Cette norme repose sur un idéal largement diffusé par les médias et les plateformes numériques. Un été réussi serait forcément actif, esthétique et partagé. En arrière-plan se dessine une forme de performance émotionnelle, il ne suffit plus de se sentir bien, il faut que cela se voie. Ce décalage entre le vécu réel et l’image attendue génère une tension silencieuse. Le simple fait de ne rien publier sur sa page, ou de vivre des moments simples, peut susciter un malaise diffus, comme si l’on passait à côté de quelque chose.

Dans ce contexte, le FOMO agit comme un révélateur des contradictions contemporaines entre vie intime et pression sociale. Plusieurs recherches montrent que ce phénomène a des effets mesurables sur la santé psychologique. En interrogeant plus de 2 000 participants, les chercheurs de l’Université Carleton ont mis en évidence un lien fort entre FOMO, diminution de la satisfaction de vie, augmentation du stress perçu et réduction de la pleine attention au moment présent. L’expérience immédiate est parasitée par l’inquiétude de ce qui pourrait se passer ailleurs. L’étude met également en évidence plusieurs facteurs associés à une intensité accrue du FOMO : une faible estime de soi, une tendance à la comparaison sociale ascendante, et des difficultés à réguler ses émotions. Ces traits favorisent un besoin accru de validation externe et une sensibilité aux jugements implicites. L’adolescence, période où l’image sociale prend une importance particulière, constitue également un terrain favorable à cette dynamique. Mais elle touche aussi les adultes perfectionnistes, soucieux de tirer le « meilleur » de leur temps libre.

Plus qu’un simple inconfort personnel, le FOMO reflète donc une tension collective. L’expérience subjective devient sans cesse mise en rapport avec des standards idéalisés, souvent inaccessibles. Cette pression peut détériorer la qualité des relations sociales réelles, favoriser une hypervigilance émotionnelle et engendrer une insatisfaction chronique, même dans les contextes les plus propices au bien-être.
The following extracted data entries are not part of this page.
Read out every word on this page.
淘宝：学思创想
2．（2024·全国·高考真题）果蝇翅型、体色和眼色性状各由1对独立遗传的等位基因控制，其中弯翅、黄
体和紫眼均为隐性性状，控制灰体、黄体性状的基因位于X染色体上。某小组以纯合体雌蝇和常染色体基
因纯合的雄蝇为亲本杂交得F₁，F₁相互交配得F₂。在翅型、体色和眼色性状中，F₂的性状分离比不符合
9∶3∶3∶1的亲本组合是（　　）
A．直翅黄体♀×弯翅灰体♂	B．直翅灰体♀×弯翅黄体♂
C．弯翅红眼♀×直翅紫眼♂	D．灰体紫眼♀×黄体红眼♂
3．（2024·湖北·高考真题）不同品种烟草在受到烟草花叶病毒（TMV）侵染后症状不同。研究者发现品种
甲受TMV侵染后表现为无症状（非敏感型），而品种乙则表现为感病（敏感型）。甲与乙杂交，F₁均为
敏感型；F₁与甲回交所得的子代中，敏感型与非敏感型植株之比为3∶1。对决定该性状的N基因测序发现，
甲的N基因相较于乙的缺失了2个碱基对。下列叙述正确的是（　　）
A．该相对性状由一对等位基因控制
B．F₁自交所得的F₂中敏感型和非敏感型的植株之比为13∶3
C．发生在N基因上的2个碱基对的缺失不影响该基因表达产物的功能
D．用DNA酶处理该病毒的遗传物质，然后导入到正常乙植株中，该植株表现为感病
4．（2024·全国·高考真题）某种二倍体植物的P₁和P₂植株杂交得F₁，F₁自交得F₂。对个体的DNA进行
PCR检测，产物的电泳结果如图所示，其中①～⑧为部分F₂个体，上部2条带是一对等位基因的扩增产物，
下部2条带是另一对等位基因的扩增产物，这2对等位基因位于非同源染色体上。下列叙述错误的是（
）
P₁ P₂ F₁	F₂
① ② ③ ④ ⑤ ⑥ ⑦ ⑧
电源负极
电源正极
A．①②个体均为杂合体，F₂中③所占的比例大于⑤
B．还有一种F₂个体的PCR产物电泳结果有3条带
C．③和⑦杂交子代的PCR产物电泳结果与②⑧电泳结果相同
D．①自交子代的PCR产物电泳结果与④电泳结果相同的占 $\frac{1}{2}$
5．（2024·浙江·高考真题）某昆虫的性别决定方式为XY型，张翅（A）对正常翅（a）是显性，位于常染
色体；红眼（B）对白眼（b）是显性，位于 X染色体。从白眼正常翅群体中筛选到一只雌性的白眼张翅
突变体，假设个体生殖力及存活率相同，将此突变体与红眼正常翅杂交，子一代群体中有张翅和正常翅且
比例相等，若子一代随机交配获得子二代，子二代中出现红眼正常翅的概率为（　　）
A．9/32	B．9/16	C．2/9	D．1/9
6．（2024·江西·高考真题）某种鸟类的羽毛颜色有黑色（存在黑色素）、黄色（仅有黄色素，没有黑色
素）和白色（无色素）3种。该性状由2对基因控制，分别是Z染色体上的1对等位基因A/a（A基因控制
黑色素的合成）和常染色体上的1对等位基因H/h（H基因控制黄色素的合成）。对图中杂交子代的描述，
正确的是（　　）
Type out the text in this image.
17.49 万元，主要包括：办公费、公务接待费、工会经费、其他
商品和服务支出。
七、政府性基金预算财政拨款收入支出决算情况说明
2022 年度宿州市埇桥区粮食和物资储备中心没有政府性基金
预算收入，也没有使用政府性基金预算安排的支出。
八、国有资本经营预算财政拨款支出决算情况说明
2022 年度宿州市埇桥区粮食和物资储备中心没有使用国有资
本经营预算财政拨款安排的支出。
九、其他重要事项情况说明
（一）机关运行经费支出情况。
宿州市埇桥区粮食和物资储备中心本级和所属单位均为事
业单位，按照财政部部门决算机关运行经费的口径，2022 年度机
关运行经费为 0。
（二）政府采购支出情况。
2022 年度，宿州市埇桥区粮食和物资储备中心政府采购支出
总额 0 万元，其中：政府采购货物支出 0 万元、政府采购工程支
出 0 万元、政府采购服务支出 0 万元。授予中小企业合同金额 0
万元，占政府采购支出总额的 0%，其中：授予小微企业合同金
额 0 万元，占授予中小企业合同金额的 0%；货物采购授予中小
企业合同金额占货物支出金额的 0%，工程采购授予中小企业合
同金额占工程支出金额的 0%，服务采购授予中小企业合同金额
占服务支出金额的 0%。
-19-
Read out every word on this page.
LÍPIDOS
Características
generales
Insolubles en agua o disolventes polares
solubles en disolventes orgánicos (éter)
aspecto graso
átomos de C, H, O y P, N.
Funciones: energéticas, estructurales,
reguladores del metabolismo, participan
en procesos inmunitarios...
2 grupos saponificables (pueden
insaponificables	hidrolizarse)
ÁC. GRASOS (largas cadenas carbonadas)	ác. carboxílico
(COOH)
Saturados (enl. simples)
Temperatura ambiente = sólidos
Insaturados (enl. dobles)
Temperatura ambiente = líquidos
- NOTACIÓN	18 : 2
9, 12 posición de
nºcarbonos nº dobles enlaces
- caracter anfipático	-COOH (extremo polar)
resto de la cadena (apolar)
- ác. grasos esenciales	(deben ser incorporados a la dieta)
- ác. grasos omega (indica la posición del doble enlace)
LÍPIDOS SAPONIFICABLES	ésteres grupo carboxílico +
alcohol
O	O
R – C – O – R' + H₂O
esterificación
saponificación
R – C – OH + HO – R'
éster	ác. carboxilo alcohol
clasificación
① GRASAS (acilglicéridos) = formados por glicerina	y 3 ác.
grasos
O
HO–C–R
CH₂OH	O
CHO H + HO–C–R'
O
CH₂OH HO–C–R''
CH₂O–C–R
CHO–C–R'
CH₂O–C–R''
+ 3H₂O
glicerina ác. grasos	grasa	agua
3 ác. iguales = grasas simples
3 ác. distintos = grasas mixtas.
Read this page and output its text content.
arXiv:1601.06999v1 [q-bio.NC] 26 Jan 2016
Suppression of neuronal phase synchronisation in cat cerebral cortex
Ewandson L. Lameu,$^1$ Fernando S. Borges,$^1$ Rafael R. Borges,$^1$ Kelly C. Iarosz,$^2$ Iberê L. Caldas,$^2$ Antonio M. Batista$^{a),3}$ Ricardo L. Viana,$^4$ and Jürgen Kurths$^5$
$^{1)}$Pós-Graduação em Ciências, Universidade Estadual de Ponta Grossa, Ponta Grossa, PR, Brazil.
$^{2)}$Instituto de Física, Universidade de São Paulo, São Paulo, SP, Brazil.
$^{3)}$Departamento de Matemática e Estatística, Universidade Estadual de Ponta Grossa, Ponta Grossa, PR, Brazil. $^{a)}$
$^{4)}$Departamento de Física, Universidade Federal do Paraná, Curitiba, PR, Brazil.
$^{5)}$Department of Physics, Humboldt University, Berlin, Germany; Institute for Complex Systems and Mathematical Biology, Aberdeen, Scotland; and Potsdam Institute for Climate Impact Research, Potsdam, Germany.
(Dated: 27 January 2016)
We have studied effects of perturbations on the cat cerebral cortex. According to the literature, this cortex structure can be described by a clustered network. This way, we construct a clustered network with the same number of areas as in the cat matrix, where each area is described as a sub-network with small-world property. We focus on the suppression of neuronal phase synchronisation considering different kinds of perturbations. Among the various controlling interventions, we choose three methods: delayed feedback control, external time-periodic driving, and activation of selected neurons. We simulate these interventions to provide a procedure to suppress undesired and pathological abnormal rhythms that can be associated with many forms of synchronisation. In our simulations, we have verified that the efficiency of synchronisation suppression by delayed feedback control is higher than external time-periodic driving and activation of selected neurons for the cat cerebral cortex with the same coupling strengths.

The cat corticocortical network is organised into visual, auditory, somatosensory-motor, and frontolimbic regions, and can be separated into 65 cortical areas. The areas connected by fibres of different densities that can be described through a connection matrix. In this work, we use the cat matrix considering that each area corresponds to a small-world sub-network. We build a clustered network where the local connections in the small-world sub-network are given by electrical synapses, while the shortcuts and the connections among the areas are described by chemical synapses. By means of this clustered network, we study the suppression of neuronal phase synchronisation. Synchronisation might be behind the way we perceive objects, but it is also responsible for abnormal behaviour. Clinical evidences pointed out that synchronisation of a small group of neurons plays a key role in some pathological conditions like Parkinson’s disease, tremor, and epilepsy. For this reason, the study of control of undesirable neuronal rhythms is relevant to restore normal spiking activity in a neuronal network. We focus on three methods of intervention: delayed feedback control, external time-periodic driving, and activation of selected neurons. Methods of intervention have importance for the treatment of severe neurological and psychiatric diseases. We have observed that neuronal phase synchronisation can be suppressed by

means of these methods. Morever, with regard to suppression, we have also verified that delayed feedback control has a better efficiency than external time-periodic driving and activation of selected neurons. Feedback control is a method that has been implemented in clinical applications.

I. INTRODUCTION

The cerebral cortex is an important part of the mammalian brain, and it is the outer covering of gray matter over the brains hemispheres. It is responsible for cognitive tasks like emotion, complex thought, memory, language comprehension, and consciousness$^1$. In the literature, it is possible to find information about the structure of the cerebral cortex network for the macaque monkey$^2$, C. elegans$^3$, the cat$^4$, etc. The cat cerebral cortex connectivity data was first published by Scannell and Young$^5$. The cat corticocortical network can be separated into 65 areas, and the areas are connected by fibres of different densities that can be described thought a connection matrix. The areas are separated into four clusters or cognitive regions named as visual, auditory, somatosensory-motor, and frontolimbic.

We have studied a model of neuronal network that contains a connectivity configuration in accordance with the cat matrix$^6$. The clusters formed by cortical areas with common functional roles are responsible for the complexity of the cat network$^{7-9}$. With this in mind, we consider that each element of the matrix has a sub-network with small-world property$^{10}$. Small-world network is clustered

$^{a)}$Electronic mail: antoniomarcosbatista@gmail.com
L’été, censé offrir une parenthèse, devient alors un théâtre de mise en scène. Dans ce contexte, retrouver une forme de liberté intérieure suppose de rompre avec cette logique de visibilité permanente. Limiter l’exposition numérique, revaloriser les moments ordinaires, ou simplement accepter l’absence d’événements marquants deviennent des gestes de résistance. Il ne s’agit pas de rejeter le plaisir, mais de le désolidariser de la nécessité de le prouver.

Références

Milyavskaya, M., Saffran, M., Hope, N., & Koestner, R. (2018). Fear of missing out: prevalence, dynamics, and consequences of experiencing FOMO. Motivation and Emotion, 42(5), 725–737.

Przybylski, A. K., Murayama, K., DeHaan, C. R., & Gladwell, V. (2013). Motivational, emotional, and behavioral correlates of fear of missing out. Computers in Human Behavior, 29(4), 1841–1848.